Inevitably reformers like Nawaz will try grounding a hope for Islam’s future in a golden-age precedent. I’ve written plenty on this subject, and will simply note Harris’ counter which is a good summary:
“Islam was spread primarily by conquest, not conversation. Infidels were forced to convert or die. ‘People of the Book’ — Jews and Christians — were given the option of paying a protection tax (jizya) and living in an apartheid state (as dhimmi). Muslim historians recorded in assiduous detail the number of infidels they slaughtered or enslaved and deported. It seems to me that a politically correct mythology is replacing history on many of these topics. Consider the crusades. The Christians are often depicted as barbarian aggressors and the Muslims as their highly cultured victims. But the crusades were primarily a response to 300 years of jihad… The idea of Christian holy war was a late, peripheral, and in many ways self-contradictory development within Christianity — and one that has almost no connection to the life and teachings of Jesus. One can’t say the same thing about the status of jihad under Islam.” (pp 99-100)
Readers who want a more detailed review of the crusades and the so-called “golden age of Islam” should read here. But in a sentence, when we weigh the supposed features of this period — non-jihadist peace (false), cultural pluralism (half true), better treatment of women (false), cultural and scientific achievements (only superficially true) — they are seen to be virtually meaningless in assessing the potential for Islam’s future.
Naming the Unnameable
Harris has always said that Islam is a religion of violence (as I do), while Nawaz says that it’s a religion of violence for some Muslims, and a religion of peace for others. It’s important to be fair to Nawaz, and acknowledge that he isn’t playing the obscurantist game of someone like Reza Aslan. He is very realistic about the problems inherent to Islam which results in hugely disproportionate numbers of jihadists and Islamists. He emphasizes that these jihadists and Islamists have a very plausible reading of scripture, and he deserves a gold star for that alone. I never spotted him saying that Islam carries the same potential for peace or violence as any other religion, though he does emphasize the fluid nature of religious texts. And while I’m not as optimistic as he is about what reformers can do with the Islamic texts, I applaud his honest strategies, just as I applaud those of Irshad Manji and Zuhdi Jasser. They are the much-needed antidotes to those who simply lie about Islam — like Reza Aslan, Rula Jebreal, and Karen Armstrong.

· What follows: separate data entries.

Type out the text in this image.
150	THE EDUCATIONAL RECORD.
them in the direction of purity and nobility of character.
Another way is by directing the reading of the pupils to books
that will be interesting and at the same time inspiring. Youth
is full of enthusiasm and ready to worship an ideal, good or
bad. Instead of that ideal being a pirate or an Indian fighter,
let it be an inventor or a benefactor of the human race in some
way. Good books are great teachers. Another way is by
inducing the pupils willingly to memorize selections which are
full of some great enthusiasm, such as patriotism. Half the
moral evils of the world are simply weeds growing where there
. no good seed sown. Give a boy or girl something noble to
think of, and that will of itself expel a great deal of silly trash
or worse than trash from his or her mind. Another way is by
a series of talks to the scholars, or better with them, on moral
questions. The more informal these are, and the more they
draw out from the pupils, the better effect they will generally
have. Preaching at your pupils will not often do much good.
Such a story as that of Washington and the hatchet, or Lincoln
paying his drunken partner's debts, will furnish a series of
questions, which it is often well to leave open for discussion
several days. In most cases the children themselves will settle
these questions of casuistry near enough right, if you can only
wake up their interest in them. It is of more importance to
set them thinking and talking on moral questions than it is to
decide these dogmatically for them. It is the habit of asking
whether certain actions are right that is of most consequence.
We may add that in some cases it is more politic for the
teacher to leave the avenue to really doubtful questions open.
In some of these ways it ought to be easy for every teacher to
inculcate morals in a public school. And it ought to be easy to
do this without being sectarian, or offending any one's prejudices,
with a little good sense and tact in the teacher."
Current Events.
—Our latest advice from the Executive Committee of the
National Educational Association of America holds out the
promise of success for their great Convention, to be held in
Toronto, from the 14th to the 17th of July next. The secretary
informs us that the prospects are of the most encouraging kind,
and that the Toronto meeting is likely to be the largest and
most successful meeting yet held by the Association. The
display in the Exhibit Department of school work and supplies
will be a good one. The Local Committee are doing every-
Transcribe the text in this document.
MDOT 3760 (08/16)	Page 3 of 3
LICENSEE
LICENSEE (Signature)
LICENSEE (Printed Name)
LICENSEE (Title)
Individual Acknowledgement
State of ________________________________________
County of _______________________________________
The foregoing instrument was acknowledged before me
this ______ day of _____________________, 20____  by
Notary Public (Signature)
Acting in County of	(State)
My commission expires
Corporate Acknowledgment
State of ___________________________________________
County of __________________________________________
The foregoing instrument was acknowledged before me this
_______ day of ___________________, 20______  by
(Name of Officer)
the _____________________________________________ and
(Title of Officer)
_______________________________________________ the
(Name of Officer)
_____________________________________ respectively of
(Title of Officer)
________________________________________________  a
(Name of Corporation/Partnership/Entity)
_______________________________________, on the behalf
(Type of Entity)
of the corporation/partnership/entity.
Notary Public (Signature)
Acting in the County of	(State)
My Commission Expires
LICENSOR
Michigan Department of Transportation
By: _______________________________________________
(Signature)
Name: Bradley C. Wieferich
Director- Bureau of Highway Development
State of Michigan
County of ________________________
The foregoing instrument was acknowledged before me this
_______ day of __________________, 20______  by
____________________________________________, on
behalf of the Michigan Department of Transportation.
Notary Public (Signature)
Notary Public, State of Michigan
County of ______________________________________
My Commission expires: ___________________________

Nawaz also rightly insists that “we must name the ideology behind the Islamic State so that we can refute it; merely calling it ‘extremism’ is too relative and vague” (p 121). And he ends by discussing the Voldemort effect, which many Leftists have essentially re-enacted from the Harry Potter series. (Voldemort is the villain who causes terror on such a scale that the story’s characters can’t even name him.) President Obama still cannot bring himself to name the pernicious ideology of Islam — and even worse denies the name, saying that the Islamic State isn’t Islamic.
I have the utmost respect for Sam Harris and Maajid Nawaz for debating this taboo subject with integrity. Harris criticizes Islam without any demagoguery. Nawaz accepts certain problems with it, but sees a real hope for reform and pluralism.